Nas décadas passadas, enquanto muitos
outros países emergentes aumentaram a produtividade de suas economias em
relação aos Estados Unidos, o Brasil perdeu em relação a eles.
A
produtividade econômica é a chave da prosperidade. O grau de produtividade representa um
determinante essencial para o nível de salários. O verdadeiro mecanismo de saída da pobreza é o
aumento da produtividade, e não a distribuição de esmolas. Para colocar o Brasil no caminho de
prosperidade não basta jogar com a macroeconomia como se ela fosse uma bola pingue-pongue.

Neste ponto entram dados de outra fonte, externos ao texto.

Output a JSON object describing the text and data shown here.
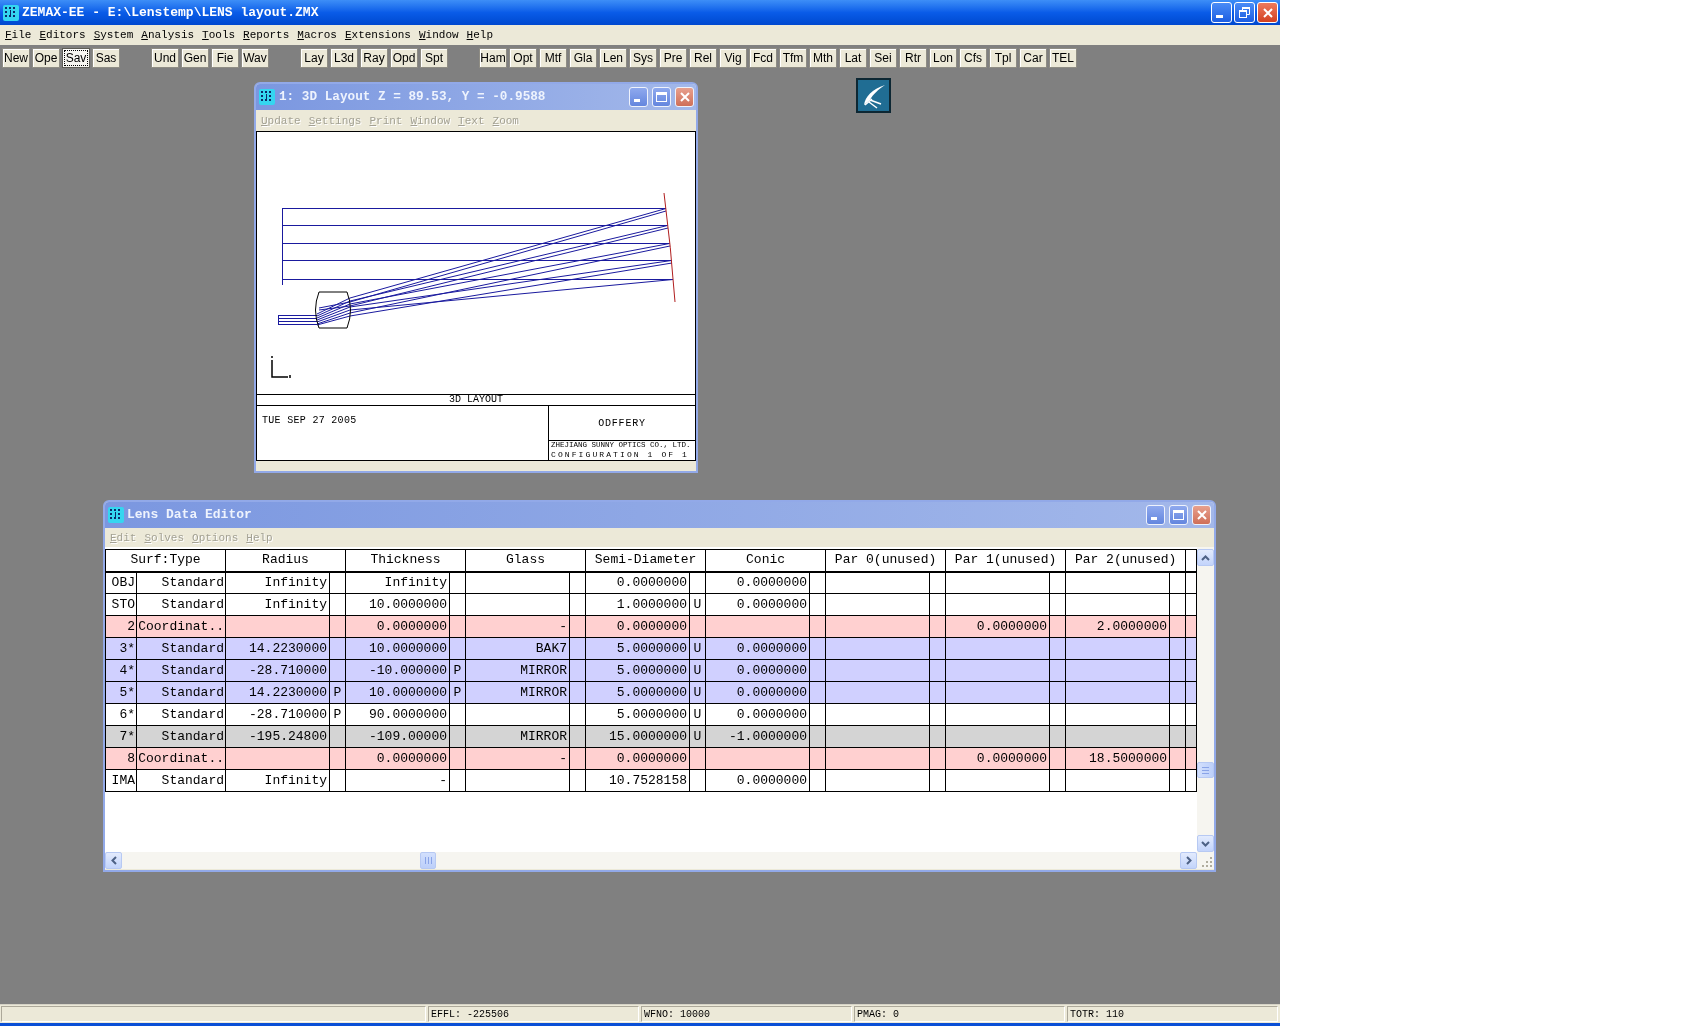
{
  "window": {
    "title": "ZEMAX-EE - E:\\Lenstemp\\LENS layout.ZMX"
  },
  "menu": [
    {
      "label": "File",
      "disabled": false
    },
    {
      "label": "Editors",
      "disabled": false
    },
    {
      "label": "System",
      "disabled": false
    },
    {
      "label": "Analysis",
      "disabled": false
    },
    {
      "label": "Tools",
      "disabled": false
    },
    {
      "label": "Reports",
      "disabled": false
    },
    {
      "label": "Macros",
      "disabled": false
    },
    {
      "label": "Extensions",
      "disabled": false
    },
    {
      "label": "Window",
      "disabled": false
    },
    {
      "label": "Help",
      "disabled": false
    }
  ],
  "toolbar": [
    [
      {
        "label": "New",
        "focused": false
      },
      {
        "label": "Ope",
        "focused": false
      },
      {
        "label": "Sav",
        "focused": true
      },
      {
        "label": "Sas",
        "focused": false
      }
    ],
    [
      {
        "label": "Und",
        "focused": false
      },
      {
        "label": "Gen",
        "focused": false
      },
      {
        "label": "Fie",
        "focused": false
      },
      {
        "label": "Wav",
        "focused": false
      }
    ],
    [
      {
        "label": "Lay",
        "focused": false
      },
      {
        "label": "L3d",
        "focused": false
      },
      {
        "label": "Ray",
        "focused": false
      },
      {
        "label": "Opd",
        "focused": false
      },
      {
        "label": "Spt",
        "focused": false
      }
    ],
    [
      {
        "label": "Ham",
        "focused": false
      },
      {
        "label": "Opt",
        "focused": false
      },
      {
        "label": "Mtf",
        "focused": false
      },
      {
        "label": "Gla",
        "focused": false
      },
      {
        "label": "Len",
        "focused": false
      },
      {
        "label": "Sys",
        "focused": false
      },
      {
        "label": "Pre",
        "focused": false
      },
      {
        "label": "Rel",
        "focused": false
      },
      {
        "label": "Vig",
        "focused": false
      },
      {
        "label": "Fcd",
        "focused": false
      },
      {
        "label": "Tfm",
        "focused": false
      },
      {
        "label": "Mth",
        "focused": false
      },
      {
        "label": "Lat",
        "focused": false
      },
      {
        "label": "Sei",
        "focused": false
      },
      {
        "label": "Rtr",
        "focused": false
      },
      {
        "label": "Lon",
        "focused": false
      },
      {
        "label": "Cfs",
        "focused": false
      },
      {
        "label": "Tpl",
        "focused": false
      },
      {
        "label": "Car",
        "focused": false
      },
      {
        "label": "TEL",
        "focused": false
      }
    ]
  ],
  "layout_window": {
    "title": "1: 3D Layout Z = 89.53, Y = -0.9588",
    "menu": [
      {
        "label": "Update",
        "disabled": true
      },
      {
        "label": "Settings",
        "disabled": true
      },
      {
        "label": "Print",
        "disabled": true
      },
      {
        "label": "Window",
        "disabled": true
      },
      {
        "label": "Text",
        "disabled": true
      },
      {
        "label": "Zoom",
        "disabled": true
      }
    ],
    "plot": {
      "title": "3D LAYOUT",
      "date": "TUE SEP 27 2005",
      "designer": "ODFFERY",
      "company": "ZHEJIANG SUNNY OPTICS CO., LTD.",
      "configuration": "CONFIGURATION 1 OF 1"
    }
  },
  "lens_data_editor": {
    "title": "Lens Data Editor",
    "menu": [
      {
        "label": "Edit",
        "disabled": true
      },
      {
        "label": "Solves",
        "disabled": true
      },
      {
        "label": "Options",
        "disabled": true
      },
      {
        "label": "Help",
        "disabled": true
      }
    ],
    "columns": [
      "Surf:Type",
      "Radius",
      "Thickness",
      "Glass",
      "Semi-Diameter",
      "Conic",
      "Par 0(unused)",
      "Par 1(unused)",
      "Par 2(unused)"
    ],
    "rows": [
      {
        "surface": "OBJ",
        "type": "Standard",
        "radius": "Infinity",
        "thickness": "Infinity",
        "semi_diameter": "0.0000000",
        "conic": "0.0000000",
        "color": "#ffffff"
      },
      {
        "surface": "STO",
        "type": "Standard",
        "radius": "Infinity",
        "thickness": "10.0000000",
        "semi_diameter": "1.0000000",
        "semi_diameter_solve": "U",
        "conic": "0.0000000",
        "color": "#ffffff"
      },
      {
        "surface": "2",
        "type": "Coordinat..",
        "thickness": "0.0000000",
        "glass": "-",
        "semi_diameter": "0.0000000",
        "par_1": "0.0000000",
        "par_2": "2.0000000",
        "color": "#ffd0d0"
      },
      {
        "surface": "3*",
        "type": "Standard",
        "radius": "14.2230000",
        "thickness": "10.0000000",
        "glass": "BAK7",
        "semi_diameter": "5.0000000",
        "semi_diameter_solve": "U",
        "conic": "0.0000000",
        "color": "#d0d0ff"
      },
      {
        "surface": "4*",
        "type": "Standard",
        "radius": "-28.710000",
        "thickness": "-10.000000",
        "thickness_solve": "P",
        "glass": "MIRROR",
        "semi_diameter": "5.0000000",
        "semi_diameter_solve": "U",
        "conic": "0.0000000",
        "color": "#d0d0ff"
      },
      {
        "surface": "5*",
        "type": "Standard",
        "radius": "14.2230000",
        "radius_solve": "P",
        "thickness": "10.0000000",
        "thickness_solve": "P",
        "glass": "MIRROR",
        "semi_diameter": "5.0000000",
        "semi_diameter_solve": "U",
        "conic": "0.0000000",
        "color": "#d0d0ff"
      },
      {
        "surface": "6*",
        "type": "Standard",
        "radius": "-28.710000",
        "radius_solve": "P",
        "thickness": "90.0000000",
        "semi_diameter": "5.0000000",
        "semi_diameter_solve": "U",
        "conic": "0.0000000",
        "color": "#ffffff"
      },
      {
        "surface": "7*",
        "type": "Standard",
        "radius": "-195.24800",
        "thickness": "-109.00000",
        "glass": "MIRROR",
        "semi_diameter": "15.0000000",
        "semi_diameter_solve": "U",
        "conic": "-1.0000000",
        "color": "#d4d4d4"
      },
      {
        "surface": "8",
        "type": "Coordinat..",
        "thickness": "0.0000000",
        "glass": "-",
        "semi_diameter": "0.0000000",
        "par_1": "0.0000000",
        "par_2": "18.5000000",
        "color": "#ffd0d0"
      },
      {
        "surface": "IMA",
        "type": "Standard",
        "radius": "Infinity",
        "thickness": "-",
        "semi_diameter": "10.7528158",
        "conic": "0.0000000",
        "color": "#ffffff"
      }
    ]
  },
  "status_bar": [
    "EFFL: -225506",
    "WFNO: 10000",
    "PMAG: 0",
    "TOTR: 110"
  ]
}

O que o país precisa é de uma estratégia
de desenvolvimento econômico de longo prazo, direcionada para o aumento da
produtividade. Porém, isto requer
acumulação de capital e inovação — algo que é impossível de se obter sem altas
taxas de poupança e investimentos.
O que fazer para o
Brasil crescer?
A
maldição do Brasil é a abundância. Não
necessariamente a abundância na forma de recursos naturais, mas sim a
abundância excessiva de burocracia, de intervencionismo, de protecionismo, de voluntarismo
político, e até mesmo de democracia.
O
Brasil não sofre só da inflação monetária; sofre também de uma inflação de leis
e regulamentações. Não bastasse a incerteza de
se gerenciar empresas no Brasil já ser alta, esta incerteza se multiplica por causa
do intervencionismo arbitrário do governo; e se este já não fosse demasiado
agigantado, a economia brasileira também é forçada a suportar um poder judiciário
que adora se intrometer em áreas onde o livre mercado é capaz de encontrar as
melhores soluções.
Ao
mesmo tempo em que os políticos fazem o que querem com a economia e os
burocratas criam leis e regras que não fazem sentido, a super-poderosa justiça
brasileira completa a confusão com decisões que paralisam a iniciativa privada.

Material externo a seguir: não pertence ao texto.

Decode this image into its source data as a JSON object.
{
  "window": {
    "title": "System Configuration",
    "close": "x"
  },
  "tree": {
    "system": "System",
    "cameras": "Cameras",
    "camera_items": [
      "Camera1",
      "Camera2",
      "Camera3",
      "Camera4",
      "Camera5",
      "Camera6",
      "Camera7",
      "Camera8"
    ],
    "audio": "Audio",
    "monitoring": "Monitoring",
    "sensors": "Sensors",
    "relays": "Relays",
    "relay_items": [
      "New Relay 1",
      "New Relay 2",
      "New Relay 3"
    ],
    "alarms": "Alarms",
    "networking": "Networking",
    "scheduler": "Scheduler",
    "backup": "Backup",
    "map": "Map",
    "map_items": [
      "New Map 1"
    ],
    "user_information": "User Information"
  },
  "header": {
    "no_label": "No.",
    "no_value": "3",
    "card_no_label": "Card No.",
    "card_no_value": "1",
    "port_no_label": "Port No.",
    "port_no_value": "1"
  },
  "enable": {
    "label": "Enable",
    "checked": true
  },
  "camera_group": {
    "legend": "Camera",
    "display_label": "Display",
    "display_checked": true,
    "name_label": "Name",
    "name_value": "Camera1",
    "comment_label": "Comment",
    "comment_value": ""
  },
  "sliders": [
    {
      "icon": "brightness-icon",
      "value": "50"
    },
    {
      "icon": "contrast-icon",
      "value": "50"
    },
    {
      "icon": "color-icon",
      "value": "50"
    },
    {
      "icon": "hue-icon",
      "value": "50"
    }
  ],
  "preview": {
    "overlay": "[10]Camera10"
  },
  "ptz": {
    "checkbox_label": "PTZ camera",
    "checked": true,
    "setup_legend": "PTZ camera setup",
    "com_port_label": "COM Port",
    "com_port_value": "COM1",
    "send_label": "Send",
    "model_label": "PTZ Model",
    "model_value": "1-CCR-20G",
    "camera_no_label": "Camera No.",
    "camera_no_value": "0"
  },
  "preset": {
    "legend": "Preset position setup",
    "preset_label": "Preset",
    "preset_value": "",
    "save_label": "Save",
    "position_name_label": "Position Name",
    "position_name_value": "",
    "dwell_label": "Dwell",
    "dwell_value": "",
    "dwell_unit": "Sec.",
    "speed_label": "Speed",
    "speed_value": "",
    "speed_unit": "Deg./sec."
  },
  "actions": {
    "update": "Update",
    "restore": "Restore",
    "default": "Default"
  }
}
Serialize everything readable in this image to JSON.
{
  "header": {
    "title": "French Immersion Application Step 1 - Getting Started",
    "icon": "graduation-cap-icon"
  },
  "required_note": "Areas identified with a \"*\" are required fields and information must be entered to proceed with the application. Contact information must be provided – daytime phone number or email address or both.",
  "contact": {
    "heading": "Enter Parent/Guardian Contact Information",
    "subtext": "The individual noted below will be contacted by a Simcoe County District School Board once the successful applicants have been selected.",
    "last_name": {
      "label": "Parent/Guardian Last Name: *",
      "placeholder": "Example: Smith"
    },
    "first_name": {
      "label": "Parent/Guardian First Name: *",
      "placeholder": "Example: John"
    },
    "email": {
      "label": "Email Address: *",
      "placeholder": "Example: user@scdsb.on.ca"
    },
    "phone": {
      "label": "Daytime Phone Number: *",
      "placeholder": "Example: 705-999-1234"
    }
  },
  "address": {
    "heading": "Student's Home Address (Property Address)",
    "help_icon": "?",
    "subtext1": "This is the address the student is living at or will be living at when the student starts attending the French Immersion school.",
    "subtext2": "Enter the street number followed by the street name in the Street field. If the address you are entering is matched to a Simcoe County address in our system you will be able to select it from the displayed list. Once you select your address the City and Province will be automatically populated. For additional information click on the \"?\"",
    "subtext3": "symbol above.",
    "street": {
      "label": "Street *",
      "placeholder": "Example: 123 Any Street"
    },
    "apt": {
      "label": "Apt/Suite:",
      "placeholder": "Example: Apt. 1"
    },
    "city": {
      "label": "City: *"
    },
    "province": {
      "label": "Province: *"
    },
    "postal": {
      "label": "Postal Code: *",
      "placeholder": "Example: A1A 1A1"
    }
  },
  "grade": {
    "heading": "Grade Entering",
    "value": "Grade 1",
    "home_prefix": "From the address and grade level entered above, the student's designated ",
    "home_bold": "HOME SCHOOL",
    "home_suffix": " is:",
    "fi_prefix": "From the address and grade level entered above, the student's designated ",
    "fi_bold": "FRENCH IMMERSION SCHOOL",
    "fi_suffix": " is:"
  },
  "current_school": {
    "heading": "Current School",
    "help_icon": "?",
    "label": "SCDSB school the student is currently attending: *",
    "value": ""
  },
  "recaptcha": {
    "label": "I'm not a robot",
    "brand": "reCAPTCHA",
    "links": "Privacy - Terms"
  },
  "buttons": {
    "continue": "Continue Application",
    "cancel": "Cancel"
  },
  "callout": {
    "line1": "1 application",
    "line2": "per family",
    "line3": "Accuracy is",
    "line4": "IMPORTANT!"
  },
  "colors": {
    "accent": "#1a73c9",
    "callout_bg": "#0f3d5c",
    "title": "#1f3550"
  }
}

Em todas aquelas áreas da economia em
que os agentes necessariamente se pautam por um horizonte de tempo maior —
como poupança e investimento, infraestrutura, inovação e educação —, há uma
total paralisia. O país sofre com uma
péssima infraestrutura, o desempenho em inovação é fraco e o sistema educacional
é dos piores do mundo.
Se
de um lado o governo pratica um hiperativo intervencionismo, intrometendo-se em
áreas onde o livre mercado é mais eficiente do que qualquer burocracia, de
outro ele mostra uma generosa negligência em relação a áreas cruciais, como
infraestrutura e educação. Ainda pior do
que essa negligência é o fato de ele criar leis e regulamentações que atrapalham
e até mesmo proíbem a iniciativa privada de atuar nestas áreas.
Conclusão
Há
poucos países no mundo cujas condições são tão favoráveis para uma grande
prosperidade quanto o Brasil. Porém, uma
mentalidade favorável ao intervencionismo estatal e burocrático produz uma atitude de
procrastinação permanente que atravessa todo o espectro da sociedade
brasileira. O Brasil parece aquele
sujeito que tem uma casa grande e bela, mas com vários buracos no telhado que
precisam ser reparados. Quando o tempo
está bom, ele acha que não há necessidade de consertar os buracos; e quando
chove, ele diz que não pode fazer nada agora porque o tempo está ruim.
A
principal causa da paralisia do país perante a urgente necessidade de se arrumar as
condições para possibilitar um futuro melhor é a onipresença do estado
brasileiro. Este estado intervencionista
obstrui todas as atividades privadas. A
economia brasileira se encontra permanentemente bombardeada por
imprevisibilidades e por uma total ausência de lógica e de bom senso nas
medidas intervencionistas do governo, as quais visam apenas ao curtíssimo
prazo. O resultado é uma economia de
produtividade extremamente baixa em conjunto com uma renda não somente baixa,
mas também mal distribuída.
O
que bloqueia o país não é a falta de "inclusão social" ou outras quimeras. O que bloqueia o progresso do Brasil é a
crença quase absoluta no poder do estado e uma forte desconfiança na eficiência
do livre mercado. O grande mistério da
cultura brasileira é a contradição entre esta ideologia que idolatra o estado
e a visível realidade gerada por esta ideologia.